The merchant lent him his horse, and the servant mounted it, and he dug his spurs in its flanks and as fast as the horse could gallop he went.
Then the merchant went down to the marketplace and he saw me standing in the crowd and he came to me and said, Why did you make a threatening gesture to my servant when you saw him this morning?
That was not a threatening gesture, I said, it was only a start of surprise. I was astonished to see him in Bagdad, for I had an appointment with him tonight in Samarra.
This goes to show, we can only prolong the inevitable – and we can be sure there are only two things in the world that are inevitable: taxes and death. Back to this essay – the whole premise is the need for our right to end our lives at a time of our choosing. By no means is Pratchett saying anyone can do it, he highlights a need for controls, a panel of independent people of a professional nature to help ensure the system is not abused. That said, there are a number of countries where assisted dying is totally legal, and there is no evidence of coercion.
And on this very point, I am inclined to agree. Put in place controls to eliminate abuses, but by all means – if someone is suffering, terminally ill, allow them, with the help of a medical professional, to pass on comfortably and peacefully. Let them go, knowing it is their choice of time and place, surrounded by those most dear, somewhere they are happy. Surely this is better for those left behind, too? Given a choice, I would far rather hold those closest to me, be near them as they move on in comfort and happiness than watch them move slowly and painfully towards the door. Many people have strong feelings on this, so by no stretch do I mean to impose my views. With on moral or religious grounds, everyone is entitled, and in this case, encouraged to have their opinion. But surely irrespective of our views, every single individual living person on this planet should have the option and the right to chose. You can chose to go on living, but it is your choice. Not that of a government or law makers.
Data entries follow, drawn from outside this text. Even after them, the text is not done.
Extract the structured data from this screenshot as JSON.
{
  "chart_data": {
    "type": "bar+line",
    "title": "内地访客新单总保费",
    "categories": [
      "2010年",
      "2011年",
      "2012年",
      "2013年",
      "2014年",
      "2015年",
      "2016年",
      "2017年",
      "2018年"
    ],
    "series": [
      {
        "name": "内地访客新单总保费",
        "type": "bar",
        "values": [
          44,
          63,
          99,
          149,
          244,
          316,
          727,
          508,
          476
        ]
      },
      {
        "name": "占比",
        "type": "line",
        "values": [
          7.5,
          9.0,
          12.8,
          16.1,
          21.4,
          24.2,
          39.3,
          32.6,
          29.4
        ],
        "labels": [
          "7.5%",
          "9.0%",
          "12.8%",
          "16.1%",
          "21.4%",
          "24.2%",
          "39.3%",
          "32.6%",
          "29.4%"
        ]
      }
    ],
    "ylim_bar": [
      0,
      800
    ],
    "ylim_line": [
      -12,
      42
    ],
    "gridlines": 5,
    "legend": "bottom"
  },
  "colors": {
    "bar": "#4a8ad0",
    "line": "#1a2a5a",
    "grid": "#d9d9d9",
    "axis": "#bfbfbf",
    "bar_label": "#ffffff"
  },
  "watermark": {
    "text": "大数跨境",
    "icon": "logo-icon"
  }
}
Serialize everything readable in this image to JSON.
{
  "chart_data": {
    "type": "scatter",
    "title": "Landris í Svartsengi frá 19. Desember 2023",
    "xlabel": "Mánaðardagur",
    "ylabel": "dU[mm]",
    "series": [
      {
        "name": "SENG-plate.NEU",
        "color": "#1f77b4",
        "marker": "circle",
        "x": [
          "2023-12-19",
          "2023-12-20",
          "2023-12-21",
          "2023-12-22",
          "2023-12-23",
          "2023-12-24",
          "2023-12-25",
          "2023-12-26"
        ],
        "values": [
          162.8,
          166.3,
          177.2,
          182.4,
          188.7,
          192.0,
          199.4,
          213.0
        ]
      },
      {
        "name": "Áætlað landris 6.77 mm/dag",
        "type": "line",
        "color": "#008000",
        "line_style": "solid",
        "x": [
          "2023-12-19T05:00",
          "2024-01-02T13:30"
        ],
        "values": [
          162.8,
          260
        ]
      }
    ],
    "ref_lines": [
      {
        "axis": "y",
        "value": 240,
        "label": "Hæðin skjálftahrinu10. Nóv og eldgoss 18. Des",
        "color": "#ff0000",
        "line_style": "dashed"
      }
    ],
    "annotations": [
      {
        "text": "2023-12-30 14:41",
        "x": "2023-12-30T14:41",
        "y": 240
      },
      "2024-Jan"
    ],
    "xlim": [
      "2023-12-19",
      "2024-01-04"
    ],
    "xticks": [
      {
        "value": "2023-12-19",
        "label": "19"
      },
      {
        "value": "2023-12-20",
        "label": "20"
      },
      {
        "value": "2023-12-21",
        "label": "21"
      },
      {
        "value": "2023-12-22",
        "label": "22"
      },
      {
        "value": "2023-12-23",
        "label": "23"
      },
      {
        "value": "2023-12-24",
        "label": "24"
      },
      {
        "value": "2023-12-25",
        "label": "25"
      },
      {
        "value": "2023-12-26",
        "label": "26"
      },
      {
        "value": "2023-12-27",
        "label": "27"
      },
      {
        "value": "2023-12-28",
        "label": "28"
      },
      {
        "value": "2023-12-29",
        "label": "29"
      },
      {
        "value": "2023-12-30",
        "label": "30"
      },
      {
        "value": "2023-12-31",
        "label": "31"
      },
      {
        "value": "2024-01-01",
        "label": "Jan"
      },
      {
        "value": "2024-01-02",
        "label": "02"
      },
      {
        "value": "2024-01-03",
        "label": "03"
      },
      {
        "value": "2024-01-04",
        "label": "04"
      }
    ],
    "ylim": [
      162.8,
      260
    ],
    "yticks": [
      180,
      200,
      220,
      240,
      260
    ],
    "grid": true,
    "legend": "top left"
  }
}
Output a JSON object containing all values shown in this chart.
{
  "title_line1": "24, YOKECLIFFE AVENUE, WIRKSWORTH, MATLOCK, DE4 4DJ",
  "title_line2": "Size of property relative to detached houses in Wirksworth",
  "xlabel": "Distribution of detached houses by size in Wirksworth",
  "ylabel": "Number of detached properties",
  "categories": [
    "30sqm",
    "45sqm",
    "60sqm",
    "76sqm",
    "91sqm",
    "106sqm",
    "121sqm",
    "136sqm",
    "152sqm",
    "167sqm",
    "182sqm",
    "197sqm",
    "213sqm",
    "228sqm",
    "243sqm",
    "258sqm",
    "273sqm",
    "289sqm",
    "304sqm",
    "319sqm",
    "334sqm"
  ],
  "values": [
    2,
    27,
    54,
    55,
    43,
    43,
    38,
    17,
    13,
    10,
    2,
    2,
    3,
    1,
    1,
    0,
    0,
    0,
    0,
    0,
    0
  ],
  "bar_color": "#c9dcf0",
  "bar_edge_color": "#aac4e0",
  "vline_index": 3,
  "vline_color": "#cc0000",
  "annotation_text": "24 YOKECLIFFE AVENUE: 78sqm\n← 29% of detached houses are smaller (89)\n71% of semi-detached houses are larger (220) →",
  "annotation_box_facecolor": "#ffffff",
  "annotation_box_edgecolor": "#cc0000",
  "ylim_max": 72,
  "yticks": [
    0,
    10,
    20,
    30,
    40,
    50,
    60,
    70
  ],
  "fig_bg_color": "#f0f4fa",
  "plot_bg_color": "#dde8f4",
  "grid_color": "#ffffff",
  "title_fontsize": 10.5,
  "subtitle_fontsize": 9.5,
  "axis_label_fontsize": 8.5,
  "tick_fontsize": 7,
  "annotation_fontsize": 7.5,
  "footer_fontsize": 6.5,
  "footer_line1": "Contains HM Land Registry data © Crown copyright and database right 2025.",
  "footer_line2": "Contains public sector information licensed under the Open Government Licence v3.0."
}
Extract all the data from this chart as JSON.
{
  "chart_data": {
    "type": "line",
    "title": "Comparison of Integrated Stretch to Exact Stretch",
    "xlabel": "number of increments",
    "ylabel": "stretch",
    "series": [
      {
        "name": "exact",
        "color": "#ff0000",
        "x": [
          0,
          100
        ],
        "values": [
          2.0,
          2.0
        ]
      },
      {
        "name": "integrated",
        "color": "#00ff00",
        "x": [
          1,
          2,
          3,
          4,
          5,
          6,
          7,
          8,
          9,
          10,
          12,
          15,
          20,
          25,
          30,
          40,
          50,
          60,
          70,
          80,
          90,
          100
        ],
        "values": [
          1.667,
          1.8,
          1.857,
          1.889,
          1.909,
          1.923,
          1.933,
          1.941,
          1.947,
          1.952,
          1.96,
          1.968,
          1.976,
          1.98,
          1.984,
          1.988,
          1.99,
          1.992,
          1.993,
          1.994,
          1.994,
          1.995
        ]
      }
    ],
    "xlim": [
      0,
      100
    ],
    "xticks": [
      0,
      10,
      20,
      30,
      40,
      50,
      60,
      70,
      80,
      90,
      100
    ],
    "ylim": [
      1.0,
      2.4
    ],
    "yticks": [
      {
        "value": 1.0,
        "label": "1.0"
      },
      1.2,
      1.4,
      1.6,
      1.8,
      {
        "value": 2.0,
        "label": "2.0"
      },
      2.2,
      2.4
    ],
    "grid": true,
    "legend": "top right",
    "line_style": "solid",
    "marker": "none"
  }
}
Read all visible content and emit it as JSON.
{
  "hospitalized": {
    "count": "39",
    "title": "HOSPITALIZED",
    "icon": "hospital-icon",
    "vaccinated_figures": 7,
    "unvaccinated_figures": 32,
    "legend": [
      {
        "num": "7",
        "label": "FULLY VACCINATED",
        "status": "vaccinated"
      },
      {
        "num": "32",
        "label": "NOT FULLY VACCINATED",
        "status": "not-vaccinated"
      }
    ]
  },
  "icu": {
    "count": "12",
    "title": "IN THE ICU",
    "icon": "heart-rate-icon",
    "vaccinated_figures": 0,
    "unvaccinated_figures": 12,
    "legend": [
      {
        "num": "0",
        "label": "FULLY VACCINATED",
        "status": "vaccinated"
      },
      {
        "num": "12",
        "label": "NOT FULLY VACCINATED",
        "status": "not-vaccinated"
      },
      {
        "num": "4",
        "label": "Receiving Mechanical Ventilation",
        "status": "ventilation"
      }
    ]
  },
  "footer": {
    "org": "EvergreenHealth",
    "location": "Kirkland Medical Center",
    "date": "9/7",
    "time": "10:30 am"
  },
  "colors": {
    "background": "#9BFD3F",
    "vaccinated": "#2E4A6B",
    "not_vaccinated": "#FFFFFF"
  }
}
And let’s be honest, a large number of us take life for granted. But if we knew we could choose our time if we could, choose our place to leave the mortal realm, wouldn’t we all live every day just a little bit harder, better, more fully?
I will sign off with this quote from Terry Pratchett that I think sums this up.
“ I dare say that quite a few people have contemplated death for reasons that much later seemed to them to be quite minor. If we are to live in a world where a socially acceptable “early death” can be allowed, it must be allowed as a result of careful consideration.
Let us consider me as a test case. As I have said, I would like to die peacefully with Thomas Tallis on my iPod before the disease takes me over and I hope that will not be for quite some time to come, because if I knew that I could die at any time I wanted, then suddenly every day would be as precious as a million pounds. If I knew that I could die, I would live. My life, my death, my choice.”
I would love to see all sides of the debate on this topic – it is one close to my heart of late, and is something I have strong views on. I would love to know the choice was my own to make should the course of my life take an unfortunate turn. And equally, I would like to know my nearest and dearest would be safe from any recriminations for helping me. Likewise, if I could, I would willingly pass the glass of water, or push the syringe if it was asked of me. Not without a heavy heart, I admit, but with a sense of justice, compassion and love.